その一歩一歩と徐々に大きくなる自分の鼓動が比例していることに太陽はすぐに気づいた。
女の子が二人の前に立ち止まるとすぐにお辞儀して謝った。
「すみません!私知らなくて!!すぐに出ますから!」
おそらく仁の外見に怯えたのだろう。
顔こそイケメンの仁だがはたからみたらヤンキーにしか見えなかった。
「別に朝練やんのはえらいことだし、謝らなくていーよ。ただ、決まりは決まりだからさ」
そう仁が言うとその女の子はペコペコと最後までお辞儀をしながら体育館を出て行った。
結局太陽はなんも話せなかった。
誰とでも話せる仁の性格をうらやましく感じていた。
(それにしてもかわいかったな~)
「おぃ太陽!」
いきなり仁が大声を出したからびっくりした。
「お前あの子に惚れたろ。

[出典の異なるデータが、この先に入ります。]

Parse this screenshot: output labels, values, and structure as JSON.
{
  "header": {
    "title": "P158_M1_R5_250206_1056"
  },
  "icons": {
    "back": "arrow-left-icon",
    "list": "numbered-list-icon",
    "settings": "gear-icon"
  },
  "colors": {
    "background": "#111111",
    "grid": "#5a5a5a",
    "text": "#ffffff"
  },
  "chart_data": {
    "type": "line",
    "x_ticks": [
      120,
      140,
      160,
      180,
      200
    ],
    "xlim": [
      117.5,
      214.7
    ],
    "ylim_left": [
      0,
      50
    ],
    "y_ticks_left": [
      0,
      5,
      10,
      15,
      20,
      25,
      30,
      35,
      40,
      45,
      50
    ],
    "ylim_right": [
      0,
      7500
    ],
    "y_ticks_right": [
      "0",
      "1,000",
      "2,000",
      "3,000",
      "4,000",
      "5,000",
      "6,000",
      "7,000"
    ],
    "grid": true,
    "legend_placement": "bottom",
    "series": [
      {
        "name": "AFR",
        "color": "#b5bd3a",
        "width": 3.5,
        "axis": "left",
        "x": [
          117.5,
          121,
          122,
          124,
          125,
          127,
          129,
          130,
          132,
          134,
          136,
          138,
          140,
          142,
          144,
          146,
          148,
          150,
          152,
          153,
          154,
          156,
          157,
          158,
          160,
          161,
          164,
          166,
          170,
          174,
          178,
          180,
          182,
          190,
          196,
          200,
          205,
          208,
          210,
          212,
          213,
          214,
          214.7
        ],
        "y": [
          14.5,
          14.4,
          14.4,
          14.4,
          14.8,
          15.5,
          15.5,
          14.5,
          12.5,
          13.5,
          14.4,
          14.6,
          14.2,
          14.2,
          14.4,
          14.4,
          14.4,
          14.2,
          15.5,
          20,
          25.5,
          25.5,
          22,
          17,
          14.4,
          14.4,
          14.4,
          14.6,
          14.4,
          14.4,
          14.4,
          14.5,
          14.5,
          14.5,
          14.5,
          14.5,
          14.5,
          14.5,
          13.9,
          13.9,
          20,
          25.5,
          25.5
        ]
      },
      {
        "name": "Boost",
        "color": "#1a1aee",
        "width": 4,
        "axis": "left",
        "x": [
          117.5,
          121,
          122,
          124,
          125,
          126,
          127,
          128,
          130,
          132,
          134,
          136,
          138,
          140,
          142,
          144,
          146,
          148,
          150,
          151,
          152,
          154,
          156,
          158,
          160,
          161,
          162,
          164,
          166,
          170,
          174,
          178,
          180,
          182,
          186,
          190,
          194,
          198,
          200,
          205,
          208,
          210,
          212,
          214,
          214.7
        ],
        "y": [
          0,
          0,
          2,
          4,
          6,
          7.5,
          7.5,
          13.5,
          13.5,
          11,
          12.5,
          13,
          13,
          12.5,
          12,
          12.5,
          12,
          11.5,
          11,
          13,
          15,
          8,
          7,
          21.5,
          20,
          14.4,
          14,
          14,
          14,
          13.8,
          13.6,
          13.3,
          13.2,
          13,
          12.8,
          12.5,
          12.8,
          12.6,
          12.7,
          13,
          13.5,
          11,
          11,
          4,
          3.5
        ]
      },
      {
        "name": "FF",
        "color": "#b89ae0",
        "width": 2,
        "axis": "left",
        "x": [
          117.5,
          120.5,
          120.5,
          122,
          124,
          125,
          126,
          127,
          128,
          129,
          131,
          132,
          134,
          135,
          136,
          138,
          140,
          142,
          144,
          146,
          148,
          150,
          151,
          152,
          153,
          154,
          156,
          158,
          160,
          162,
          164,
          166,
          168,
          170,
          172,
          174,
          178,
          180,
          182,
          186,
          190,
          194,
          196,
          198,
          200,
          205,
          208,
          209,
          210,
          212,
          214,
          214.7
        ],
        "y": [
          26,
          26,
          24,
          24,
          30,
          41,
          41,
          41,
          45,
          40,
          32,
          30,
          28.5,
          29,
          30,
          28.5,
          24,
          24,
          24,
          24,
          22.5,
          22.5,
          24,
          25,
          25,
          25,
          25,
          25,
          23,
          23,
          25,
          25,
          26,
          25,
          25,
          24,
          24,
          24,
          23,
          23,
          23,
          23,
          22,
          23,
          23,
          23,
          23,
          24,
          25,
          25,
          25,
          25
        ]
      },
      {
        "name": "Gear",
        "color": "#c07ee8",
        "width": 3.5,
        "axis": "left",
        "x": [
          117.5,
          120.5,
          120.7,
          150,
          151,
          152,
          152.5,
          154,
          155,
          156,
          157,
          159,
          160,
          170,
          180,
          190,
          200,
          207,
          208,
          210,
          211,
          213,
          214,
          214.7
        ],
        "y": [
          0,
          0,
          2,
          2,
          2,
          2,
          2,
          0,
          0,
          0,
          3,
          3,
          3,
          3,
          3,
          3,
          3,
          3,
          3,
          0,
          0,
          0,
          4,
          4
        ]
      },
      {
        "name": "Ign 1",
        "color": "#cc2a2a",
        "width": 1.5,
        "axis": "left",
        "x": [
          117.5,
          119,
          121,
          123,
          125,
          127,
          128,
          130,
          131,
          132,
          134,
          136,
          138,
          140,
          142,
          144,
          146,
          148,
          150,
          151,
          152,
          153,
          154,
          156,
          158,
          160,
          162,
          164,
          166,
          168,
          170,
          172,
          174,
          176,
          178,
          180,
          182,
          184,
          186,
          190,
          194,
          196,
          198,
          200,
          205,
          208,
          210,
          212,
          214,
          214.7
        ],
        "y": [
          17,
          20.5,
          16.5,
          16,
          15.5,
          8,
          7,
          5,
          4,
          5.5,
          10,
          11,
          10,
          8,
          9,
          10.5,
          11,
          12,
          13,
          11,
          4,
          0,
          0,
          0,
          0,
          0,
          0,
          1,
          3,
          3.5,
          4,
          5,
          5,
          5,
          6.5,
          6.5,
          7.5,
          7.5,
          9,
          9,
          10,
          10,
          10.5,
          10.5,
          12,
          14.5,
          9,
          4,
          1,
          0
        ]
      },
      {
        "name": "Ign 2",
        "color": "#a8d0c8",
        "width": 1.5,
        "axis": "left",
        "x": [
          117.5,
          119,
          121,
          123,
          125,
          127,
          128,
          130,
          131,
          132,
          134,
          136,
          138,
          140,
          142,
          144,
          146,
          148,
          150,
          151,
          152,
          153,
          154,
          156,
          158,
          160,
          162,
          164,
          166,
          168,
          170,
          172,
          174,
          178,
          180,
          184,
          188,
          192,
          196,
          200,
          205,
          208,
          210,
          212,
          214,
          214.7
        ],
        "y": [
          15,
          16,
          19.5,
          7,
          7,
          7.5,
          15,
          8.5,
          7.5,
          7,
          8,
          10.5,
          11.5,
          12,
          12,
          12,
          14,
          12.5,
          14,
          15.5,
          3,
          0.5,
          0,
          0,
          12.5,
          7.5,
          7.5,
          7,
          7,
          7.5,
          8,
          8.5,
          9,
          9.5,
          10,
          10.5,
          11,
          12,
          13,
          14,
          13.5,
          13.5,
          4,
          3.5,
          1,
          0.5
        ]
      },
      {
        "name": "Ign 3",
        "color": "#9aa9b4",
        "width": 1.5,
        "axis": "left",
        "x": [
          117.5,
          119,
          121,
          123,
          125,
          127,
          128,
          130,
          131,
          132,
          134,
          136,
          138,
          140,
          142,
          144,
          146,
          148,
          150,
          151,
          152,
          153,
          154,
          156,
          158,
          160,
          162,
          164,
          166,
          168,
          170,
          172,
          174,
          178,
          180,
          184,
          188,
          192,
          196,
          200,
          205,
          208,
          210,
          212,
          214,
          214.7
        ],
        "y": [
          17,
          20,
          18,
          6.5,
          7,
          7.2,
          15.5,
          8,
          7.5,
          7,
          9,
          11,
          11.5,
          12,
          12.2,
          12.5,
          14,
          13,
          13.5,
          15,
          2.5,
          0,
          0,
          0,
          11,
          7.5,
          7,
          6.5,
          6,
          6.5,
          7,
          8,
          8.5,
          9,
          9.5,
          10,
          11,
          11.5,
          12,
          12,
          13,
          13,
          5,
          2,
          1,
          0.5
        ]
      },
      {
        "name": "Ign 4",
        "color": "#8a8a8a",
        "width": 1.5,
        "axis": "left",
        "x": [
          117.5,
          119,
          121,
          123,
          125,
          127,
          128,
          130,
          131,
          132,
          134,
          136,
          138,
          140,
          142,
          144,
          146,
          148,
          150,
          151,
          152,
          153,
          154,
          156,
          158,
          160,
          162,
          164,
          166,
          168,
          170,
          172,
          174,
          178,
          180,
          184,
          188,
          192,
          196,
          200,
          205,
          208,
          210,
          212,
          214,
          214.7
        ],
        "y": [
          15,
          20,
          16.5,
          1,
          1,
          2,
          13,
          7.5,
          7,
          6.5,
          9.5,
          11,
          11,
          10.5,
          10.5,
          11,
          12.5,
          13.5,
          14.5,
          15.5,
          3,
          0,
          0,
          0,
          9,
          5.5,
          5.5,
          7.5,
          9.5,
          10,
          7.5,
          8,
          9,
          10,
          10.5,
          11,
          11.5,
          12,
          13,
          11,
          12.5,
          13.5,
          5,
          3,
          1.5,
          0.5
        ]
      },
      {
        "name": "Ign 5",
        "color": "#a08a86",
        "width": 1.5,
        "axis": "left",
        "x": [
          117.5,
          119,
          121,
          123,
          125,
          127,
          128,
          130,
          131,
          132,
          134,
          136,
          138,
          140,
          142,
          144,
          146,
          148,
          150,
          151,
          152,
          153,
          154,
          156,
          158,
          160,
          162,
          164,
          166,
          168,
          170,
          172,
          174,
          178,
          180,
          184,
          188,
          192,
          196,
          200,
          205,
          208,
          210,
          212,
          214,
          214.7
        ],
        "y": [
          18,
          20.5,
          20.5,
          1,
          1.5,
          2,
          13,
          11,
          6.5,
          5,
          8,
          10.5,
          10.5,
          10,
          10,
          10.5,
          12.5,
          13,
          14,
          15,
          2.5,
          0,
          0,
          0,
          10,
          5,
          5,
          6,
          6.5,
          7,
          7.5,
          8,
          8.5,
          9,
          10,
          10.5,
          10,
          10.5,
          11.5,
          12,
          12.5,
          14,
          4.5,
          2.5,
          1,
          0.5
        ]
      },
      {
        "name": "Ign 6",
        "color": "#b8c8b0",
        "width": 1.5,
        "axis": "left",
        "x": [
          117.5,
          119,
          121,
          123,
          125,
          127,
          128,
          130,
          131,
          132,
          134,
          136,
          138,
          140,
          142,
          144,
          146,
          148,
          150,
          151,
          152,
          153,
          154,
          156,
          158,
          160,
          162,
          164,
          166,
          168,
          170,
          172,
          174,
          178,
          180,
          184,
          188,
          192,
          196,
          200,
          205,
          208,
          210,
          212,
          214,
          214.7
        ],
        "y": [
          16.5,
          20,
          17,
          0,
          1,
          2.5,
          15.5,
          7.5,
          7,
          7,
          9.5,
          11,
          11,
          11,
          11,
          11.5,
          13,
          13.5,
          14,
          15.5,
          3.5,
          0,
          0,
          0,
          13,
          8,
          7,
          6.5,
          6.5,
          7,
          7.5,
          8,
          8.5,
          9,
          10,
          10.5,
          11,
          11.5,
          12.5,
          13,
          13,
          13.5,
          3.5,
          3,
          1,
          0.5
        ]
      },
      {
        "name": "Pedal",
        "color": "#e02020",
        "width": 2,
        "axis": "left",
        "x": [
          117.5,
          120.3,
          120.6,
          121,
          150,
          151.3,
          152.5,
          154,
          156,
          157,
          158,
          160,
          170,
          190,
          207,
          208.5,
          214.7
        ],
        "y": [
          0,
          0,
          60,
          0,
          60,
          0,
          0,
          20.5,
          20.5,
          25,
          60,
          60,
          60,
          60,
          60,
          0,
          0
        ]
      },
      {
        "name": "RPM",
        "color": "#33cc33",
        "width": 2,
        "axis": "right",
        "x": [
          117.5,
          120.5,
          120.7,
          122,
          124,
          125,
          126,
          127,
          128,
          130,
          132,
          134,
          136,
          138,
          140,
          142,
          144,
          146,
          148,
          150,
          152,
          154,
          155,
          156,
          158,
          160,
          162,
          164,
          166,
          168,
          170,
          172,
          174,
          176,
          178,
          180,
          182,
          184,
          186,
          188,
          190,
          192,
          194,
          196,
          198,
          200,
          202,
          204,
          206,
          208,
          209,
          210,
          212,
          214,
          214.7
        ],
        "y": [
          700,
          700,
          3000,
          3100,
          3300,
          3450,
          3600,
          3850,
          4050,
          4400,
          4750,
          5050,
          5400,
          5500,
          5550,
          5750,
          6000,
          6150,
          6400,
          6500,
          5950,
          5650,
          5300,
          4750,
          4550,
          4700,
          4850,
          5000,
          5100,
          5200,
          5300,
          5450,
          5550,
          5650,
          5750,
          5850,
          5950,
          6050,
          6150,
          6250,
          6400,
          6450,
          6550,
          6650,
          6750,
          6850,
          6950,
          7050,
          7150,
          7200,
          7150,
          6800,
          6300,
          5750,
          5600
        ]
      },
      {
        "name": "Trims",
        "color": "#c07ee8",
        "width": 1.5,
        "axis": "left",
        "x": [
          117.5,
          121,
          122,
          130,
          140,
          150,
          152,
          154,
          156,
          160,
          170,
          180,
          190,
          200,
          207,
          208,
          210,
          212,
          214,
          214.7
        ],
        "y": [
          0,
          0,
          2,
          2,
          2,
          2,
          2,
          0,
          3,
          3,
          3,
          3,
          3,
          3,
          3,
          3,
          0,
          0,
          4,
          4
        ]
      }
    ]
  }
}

」
!!!!!
その言葉にさらに驚く。
「はぁ?全然ないから」
(めっちゃあります。)
「あれー。付き合い長い経験から言うと、さっきの太陽の顔は一目惚れの顔してたんだけど」
「あてにならないなーお前の経験論は」
(大当りです仁さん!)
「いいから早く練習しようぜ」
ごまかすようにせかしながら仁に無理矢理ボールを渡し、二人の朝練は始まった。